Smith confirmed they had received information that criminal gangs had been stoking flames among residents and encouraging them to attack stores. “We’ve made a bunch of arrests. Several of the instigators of these attacks are not going to be able to do more instigating in the time being.
“It is going to remain a hotspot. But many of those guys who were behind the last incidents were outed by their community. The community has been letting us know who is behind all this, identifying them for us quite clearly,” Smith said.
Delivery and logistics companies have been asked to inform the police of their movements and when they will be making deliveries to stores so that police can be present.

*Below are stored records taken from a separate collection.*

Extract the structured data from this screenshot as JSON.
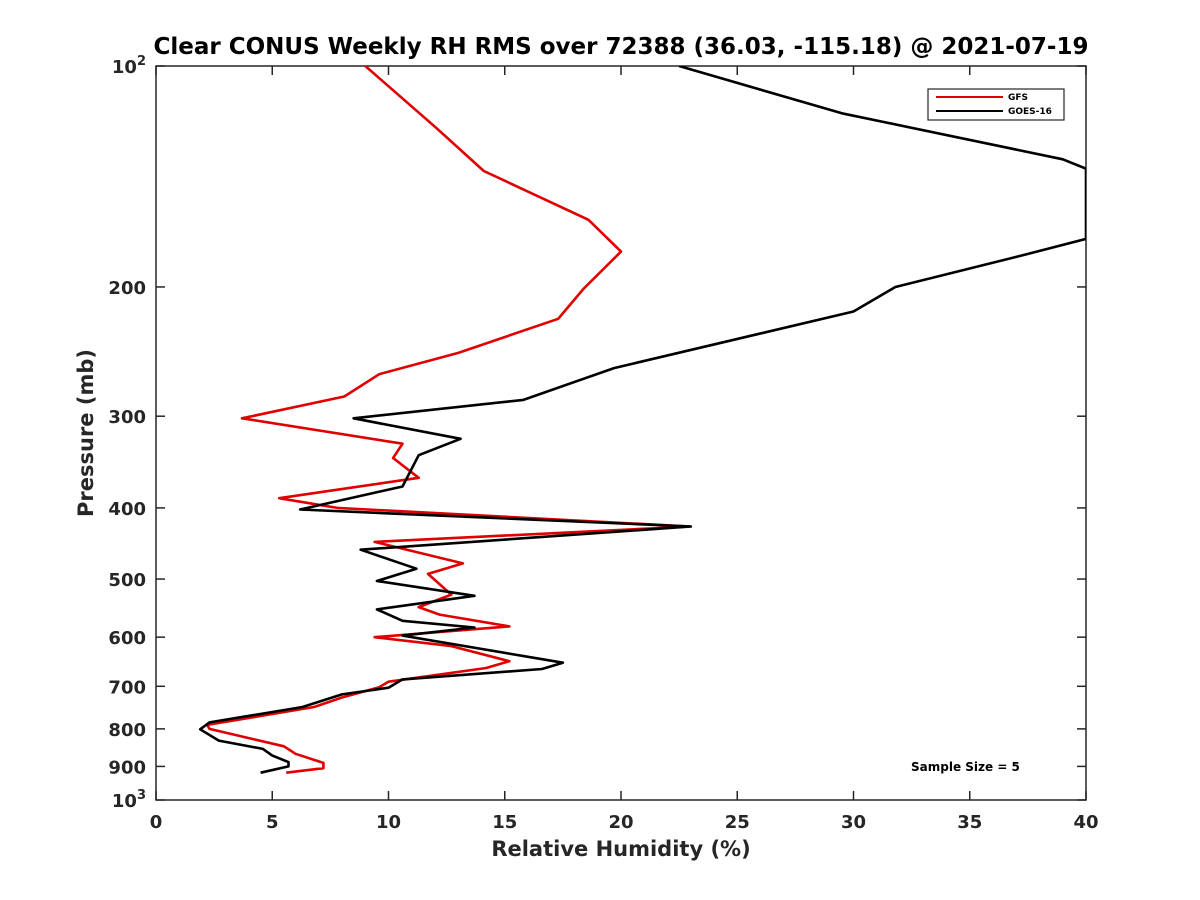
{
  "chart_data": {
    "type": "line",
    "title": "Clear CONUS Weekly RH RMS over 72388 (36.03, -115.18) @ 2021-07-19",
    "xlabel": "Relative Humidity (%)",
    "ylabel": "Pressure (mb)",
    "xlim": [
      0,
      40
    ],
    "ylim": [
      100,
      1000
    ],
    "y_scale": "log",
    "y_reversed": true,
    "grid": false,
    "legend_position": "top-right",
    "x_ticks": [
      0,
      5,
      10,
      15,
      20,
      25,
      30,
      35,
      40
    ],
    "x_tick_labels": [
      "0",
      "5",
      "10",
      "15",
      "20",
      "25",
      "30",
      "35",
      "40"
    ],
    "y_ticks": [
      100,
      200,
      300,
      400,
      500,
      600,
      700,
      800,
      900,
      1000
    ],
    "y_tick_labels": [
      {
        "base": "10",
        "exp": "2"
      },
      {
        "base": "200",
        "exp": ""
      },
      {
        "base": "300",
        "exp": ""
      },
      {
        "base": "400",
        "exp": ""
      },
      {
        "base": "500",
        "exp": ""
      },
      {
        "base": "600",
        "exp": ""
      },
      {
        "base": "700",
        "exp": ""
      },
      {
        "base": "800",
        "exp": ""
      },
      {
        "base": "900",
        "exp": ""
      },
      {
        "base": "10",
        "exp": "3"
      }
    ],
    "annotation": "Sample Size = 5",
    "series": [
      {
        "name": "GFS",
        "color": "#e00000",
        "points": [
          [
            9.0,
            100
          ],
          [
            12.0,
            121
          ],
          [
            14.1,
            139
          ],
          [
            18.6,
            162
          ],
          [
            20.0,
            179
          ],
          [
            18.4,
            201
          ],
          [
            17.3,
            221
          ],
          [
            13.0,
            246
          ],
          [
            9.6,
            263
          ],
          [
            8.1,
            282
          ],
          [
            3.7,
            302
          ],
          [
            10.6,
            327
          ],
          [
            10.2,
            342
          ],
          [
            11.3,
            364
          ],
          [
            5.3,
            388
          ],
          [
            7.8,
            400
          ],
          [
            23.0,
            424
          ],
          [
            9.4,
            445
          ],
          [
            13.2,
            476
          ],
          [
            11.7,
            492
          ],
          [
            12.7,
            525
          ],
          [
            11.3,
            546
          ],
          [
            12.2,
            559
          ],
          [
            15.2,
            580
          ],
          [
            9.4,
            600
          ],
          [
            12.7,
            617
          ],
          [
            15.2,
            647
          ],
          [
            14.2,
            661
          ],
          [
            10.0,
            690
          ],
          [
            9.6,
            702
          ],
          [
            8.0,
            725
          ],
          [
            6.8,
            747
          ],
          [
            2.2,
            790
          ],
          [
            2.3,
            800
          ],
          [
            5.5,
            845
          ],
          [
            6.0,
            865
          ],
          [
            7.2,
            890
          ],
          [
            7.2,
            905
          ],
          [
            5.6,
            918
          ]
        ]
      },
      {
        "name": "GOES-16",
        "color": "#000000",
        "points": [
          [
            22.5,
            100
          ],
          [
            29.5,
            116
          ],
          [
            39.0,
            134
          ],
          [
            40.0,
            138
          ],
          [
            40.0,
            172
          ],
          [
            37.0,
            182
          ],
          [
            31.8,
            200
          ],
          [
            30.0,
            216
          ],
          [
            19.7,
            258
          ],
          [
            15.8,
            285
          ],
          [
            8.5,
            302
          ],
          [
            13.1,
            322
          ],
          [
            11.3,
            339
          ],
          [
            10.6,
            374
          ],
          [
            6.2,
            402
          ],
          [
            23.0,
            424
          ],
          [
            8.8,
            456
          ],
          [
            11.2,
            484
          ],
          [
            9.5,
            503
          ],
          [
            13.7,
            527
          ],
          [
            9.5,
            550
          ],
          [
            10.6,
            570
          ],
          [
            13.7,
            582
          ],
          [
            10.6,
            597
          ],
          [
            17.5,
            650
          ],
          [
            16.6,
            663
          ],
          [
            10.6,
            685
          ],
          [
            10.0,
            703
          ],
          [
            8.0,
            718
          ],
          [
            6.3,
            747
          ],
          [
            2.3,
            784
          ],
          [
            1.9,
            801
          ],
          [
            2.7,
            830
          ],
          [
            4.6,
            852
          ],
          [
            5.0,
            870
          ],
          [
            5.7,
            888
          ],
          [
            5.7,
            900
          ],
          [
            4.5,
            918
          ]
        ]
      }
    ]
  }
}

“We haven’t seen any incidents since last week and the debacle on the R300 freeway,” Smit said. “Some are still trying to launch new attacks on the R300 freeway. They’re rolling stones in the road. But we’re getting lots of help from people in houses that look out onto this space. The gangsters are not getting much done.”
Even though government aid programmes have now hit their stride and plans to increase the social grant safety net kick in, albeit, for six months, community organisations say there are still too many people falling through the cracks and are going hungry.
Meanwhile, organisations on the Cape Flats have called on local ward councillors and community leaders to call for calm.
In an open letter to residents across the Cape, the Grassy Park Community Policing Forum has urged for restraint when waiting for food assistance.
“These people who are doing this looting thing are inviting a state of emergency. And under a state of emergency, it is not going to be as comfortable [as] the lockdown. So we’re calling on people to stop the vandalism. The lasting impact is children witnessing the chaos of looting and stealing,” said the forum’s Philip Bam.